Sarah Grimké
Biography
Sarah Moore Grimké was an American abolitionist, writer, and suffragette. Born to a wealthy, slave-owning family, Grimké grew up on a large plantation in South Carolina. As a child, she was upset both by the difference in opportunity and treatment afforded to her and her female siblings in comparison to her brothers, and the treatment of slaves, particularly by those who encouraged slaves to be baptized and attend church services, but did not view them as brothers and sisters in the faith. After her father's death, Grimké moved north and left the Episcopalian faith to become a Quaker, though she was disillusioned by the male-dominated leadership's reluctance to accept her as their equal.
It was through her abolitionist pursuits that she became more sensitive to the rights that women were denied. Grimké published volumes of abolitionist literature and letters, and lectured around the country on the issue, even though women of the period were expected not to express their opinions in a public forum.
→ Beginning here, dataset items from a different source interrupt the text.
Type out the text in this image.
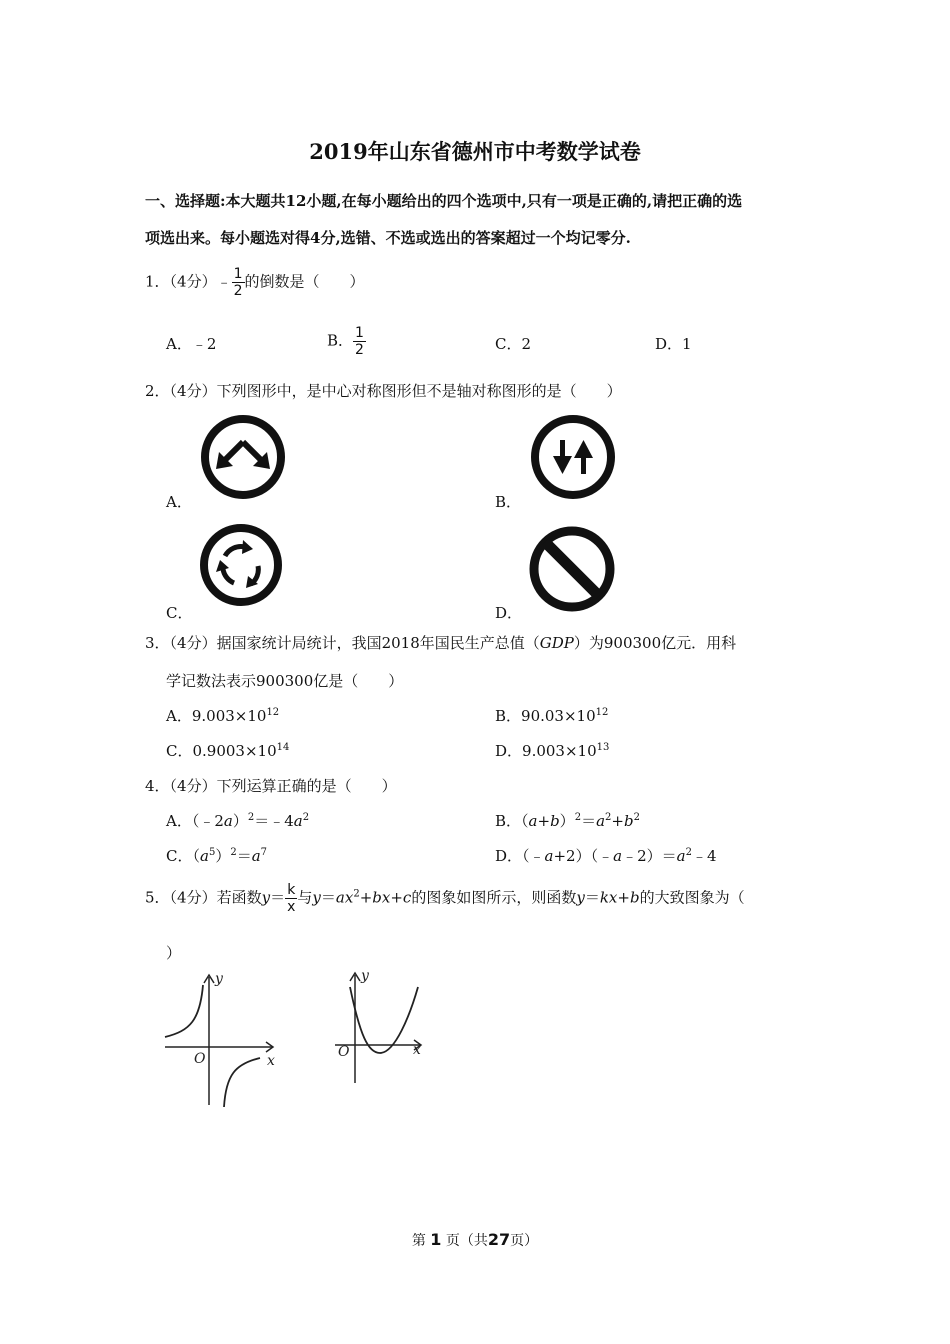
2019年山东省德州市中考数学试卷
一、选择题:本大题共12小题,在每小题给出的四个选项中,只有一项是正确的,请把正确的选
项选出来。每小题选对得4分,选错、不选或选出的答案超过一个均记零分.
1．（4分）﹣ $\frac{1}{2}$ 的倒数是（　　）
A．﹣2	B． $\frac{1}{2}$	C．2	D．1
2．（4分）下列图形中，是中心对称图形但不是轴对称图形的是（　　）
A．	B．
C．	D．
3．（4分）据国家统计局统计，我国2018年国民生产总值（GDP）为900300亿元．用科
学记数法表示900300亿是（　　）
A．$9.003\times 10^{12}$	B．$90.03\times 10^{12}$
C．$0.9003\times 10^{14}$	D．$9.003\times 10^{13}$
4．（4分）下列运算正确的是（　　）
A．$(﹣2a)^2=﹣4a^2$	B．$(a+b)^2=a^2+b^2$
C．$(a^5)^2=a^7$	D．$(﹣a+2)(﹣a﹣2)=a^2﹣4$
5．（4分）若函数$y= \frac{k}{x}$ 与$y=ax^2+bx+c$的图象如图所示，则函数y＝kx+b的大致图象为（
）
y
x
O
y
x
O
第 1 页（共27页）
Sarah openly challenged women’s domestic roles and believed that, in order for women to be able to challenge slavery, they also needed to be equal. She opposed being subject to men so much to the point that she refused to marry.
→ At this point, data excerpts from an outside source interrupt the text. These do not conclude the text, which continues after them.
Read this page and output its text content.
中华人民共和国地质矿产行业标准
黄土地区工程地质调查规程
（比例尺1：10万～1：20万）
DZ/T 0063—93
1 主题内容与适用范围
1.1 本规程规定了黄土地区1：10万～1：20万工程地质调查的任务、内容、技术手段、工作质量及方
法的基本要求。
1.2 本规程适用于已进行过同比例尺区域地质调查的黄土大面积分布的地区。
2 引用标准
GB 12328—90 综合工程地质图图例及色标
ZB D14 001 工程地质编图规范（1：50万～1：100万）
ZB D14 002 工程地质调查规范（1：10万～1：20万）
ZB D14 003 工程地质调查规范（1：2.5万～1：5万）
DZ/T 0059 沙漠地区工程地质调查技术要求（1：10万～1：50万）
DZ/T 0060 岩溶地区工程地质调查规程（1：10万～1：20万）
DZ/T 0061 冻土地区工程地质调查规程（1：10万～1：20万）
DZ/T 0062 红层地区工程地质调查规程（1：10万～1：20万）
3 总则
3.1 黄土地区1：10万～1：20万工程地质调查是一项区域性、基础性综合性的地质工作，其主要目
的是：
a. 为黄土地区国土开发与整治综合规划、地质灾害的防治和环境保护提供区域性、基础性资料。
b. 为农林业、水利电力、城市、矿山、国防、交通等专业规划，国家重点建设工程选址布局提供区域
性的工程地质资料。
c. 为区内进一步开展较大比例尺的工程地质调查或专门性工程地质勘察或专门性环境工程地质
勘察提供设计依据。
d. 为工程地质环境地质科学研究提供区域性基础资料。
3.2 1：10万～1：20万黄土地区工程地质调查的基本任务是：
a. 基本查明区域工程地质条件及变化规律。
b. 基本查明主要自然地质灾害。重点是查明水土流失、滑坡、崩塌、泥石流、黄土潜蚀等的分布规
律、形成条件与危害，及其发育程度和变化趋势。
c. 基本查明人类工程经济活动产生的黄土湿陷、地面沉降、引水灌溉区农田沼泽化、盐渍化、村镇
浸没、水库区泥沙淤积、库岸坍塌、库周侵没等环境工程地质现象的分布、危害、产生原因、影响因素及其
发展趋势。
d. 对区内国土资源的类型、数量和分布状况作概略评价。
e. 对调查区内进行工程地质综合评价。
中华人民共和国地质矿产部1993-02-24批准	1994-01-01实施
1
Grimké strove to rid the United States of slavery, Christian churches which had become “unchristian,” and prejudice against African-Americans and women. She was the author of the first developed public argument for women's equality, and her writings gave suffrage workers such as Elizabeth Cady Stanton and Lucretia Mott several arguments and ideas that they would need to help end slavery and begin the women’s suffrage movement.